Hawthorne’s focus is theatre design and construction and theatre management.
“I am not an actor and I have been on stage before only involuntarily,” he said with a smile and added that he enjoys everything that takes to see the play on stage.
He added that overall there is a very poignant and mature, if at times melancholic, creative force of young writers out there who have just begun to be discovered in the Bulgarian population.
“What has been received has for this competition exceeded the expectations that were originally set in place, and we foresee a difficult period of selection for ourselves and our counterparts,” he said. They have, as a result, put in place a contingency plan for the performance, which would allow for two, or possibly three, plays to be performed as a part of a single show. Busselman said that they had begun work in finding funding for the creation of an anthology that will include the works of all the writers who submitted both as a gift to the writers and as a potential teaching and learning tool.
Busselman said that after all is said and done with regard to the winning selections and the work done to prepare them for performance, they will be looking at a night in May when “a group of young Bulgarians will be sitting in a Sofia theatre watching as their words are brought to life,” he said.
Both associates of the project Busselman and Hawthorne express the strong desire for the continuing success of this project, and they have a desire to get this information to as many individuals, who are willing to support this endeavor, as they can.
“It will not succeed without their help,” Busselman said. He added that they did not envision a one-year project that lives and dies during our service, but as a continuing source of pride and inspiration for this country that thrives in the hands of Bulgarians and the young writers that continue to push this country forward.
“We want to make it a sustainable project,” Hawthorne said.
This project is designed to promote an artistic awareness and exchange in Bulgaria through the medium of theater arts. Organisers said that it is intended to be a completely Bulgarian endeavour, where participants are advised to research, write, produce and perform plays that investigate areas of Bulgarian culture and are written in the native language.
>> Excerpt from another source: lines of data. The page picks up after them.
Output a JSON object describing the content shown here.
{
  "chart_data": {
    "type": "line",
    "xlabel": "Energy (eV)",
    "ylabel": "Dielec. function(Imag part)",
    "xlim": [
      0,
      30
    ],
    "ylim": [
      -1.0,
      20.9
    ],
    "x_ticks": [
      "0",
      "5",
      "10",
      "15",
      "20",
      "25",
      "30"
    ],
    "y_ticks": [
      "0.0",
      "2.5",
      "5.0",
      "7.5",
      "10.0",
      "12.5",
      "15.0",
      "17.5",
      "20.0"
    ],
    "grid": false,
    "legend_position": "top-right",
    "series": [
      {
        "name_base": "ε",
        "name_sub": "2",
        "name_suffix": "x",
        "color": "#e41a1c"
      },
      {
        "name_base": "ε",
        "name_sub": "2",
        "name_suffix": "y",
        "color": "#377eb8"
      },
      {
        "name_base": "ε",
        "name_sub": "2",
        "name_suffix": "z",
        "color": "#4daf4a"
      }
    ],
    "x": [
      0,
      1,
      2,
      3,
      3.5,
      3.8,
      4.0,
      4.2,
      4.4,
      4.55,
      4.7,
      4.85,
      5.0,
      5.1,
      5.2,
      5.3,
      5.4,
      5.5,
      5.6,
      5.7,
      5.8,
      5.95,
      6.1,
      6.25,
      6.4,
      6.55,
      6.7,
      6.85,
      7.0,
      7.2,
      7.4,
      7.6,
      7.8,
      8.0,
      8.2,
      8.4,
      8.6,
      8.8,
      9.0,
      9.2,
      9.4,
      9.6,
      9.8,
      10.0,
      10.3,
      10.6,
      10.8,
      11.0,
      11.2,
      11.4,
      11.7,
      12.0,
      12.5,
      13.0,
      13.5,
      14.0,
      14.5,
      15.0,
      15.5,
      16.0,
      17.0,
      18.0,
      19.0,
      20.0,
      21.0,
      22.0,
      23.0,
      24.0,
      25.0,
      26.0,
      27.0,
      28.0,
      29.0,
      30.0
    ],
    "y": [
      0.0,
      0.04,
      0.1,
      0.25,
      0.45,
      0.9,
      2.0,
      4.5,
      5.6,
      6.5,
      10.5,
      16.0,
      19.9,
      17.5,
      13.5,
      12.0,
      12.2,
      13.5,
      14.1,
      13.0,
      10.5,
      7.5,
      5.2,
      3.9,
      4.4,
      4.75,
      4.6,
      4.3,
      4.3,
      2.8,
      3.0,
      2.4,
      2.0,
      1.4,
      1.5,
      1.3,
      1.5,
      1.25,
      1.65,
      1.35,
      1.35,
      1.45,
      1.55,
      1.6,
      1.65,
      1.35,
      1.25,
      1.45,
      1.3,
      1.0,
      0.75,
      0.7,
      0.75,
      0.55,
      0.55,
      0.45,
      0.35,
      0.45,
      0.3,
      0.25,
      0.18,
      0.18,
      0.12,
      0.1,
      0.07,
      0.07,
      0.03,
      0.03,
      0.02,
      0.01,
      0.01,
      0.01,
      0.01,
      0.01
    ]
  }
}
“The reason that we have asked it to be written in Bulgarian is for obvious reasons- it will be much easier writing in your own language. The goal of this project is to maintain culture and get the students interested in the history and culture of Bulgaria,” Hawthorne said.
For the students involved this competition, it gives them an opportunity to perhaps explore a creative energy that has never before had an outlet, organisers of the competition said.
Currently organisers of the competition are arranging dates for the production stages of their project, completion of the selection of the winning play(s) and a pre-production period of casting, rehearsal and other necessary work. Busselman said they are continually working with their counterparts from the National Academy of Theatre and Film Arts and Balkan Media in our search for sponsorship, promotion and sustainability. Busselman told The Echo that they are in the process of preparing a grant, but will be searching aggressively for members of the greater Bulgarian community “to help make our vision a continuing opportunity for Bulgaria and its youth,” he said.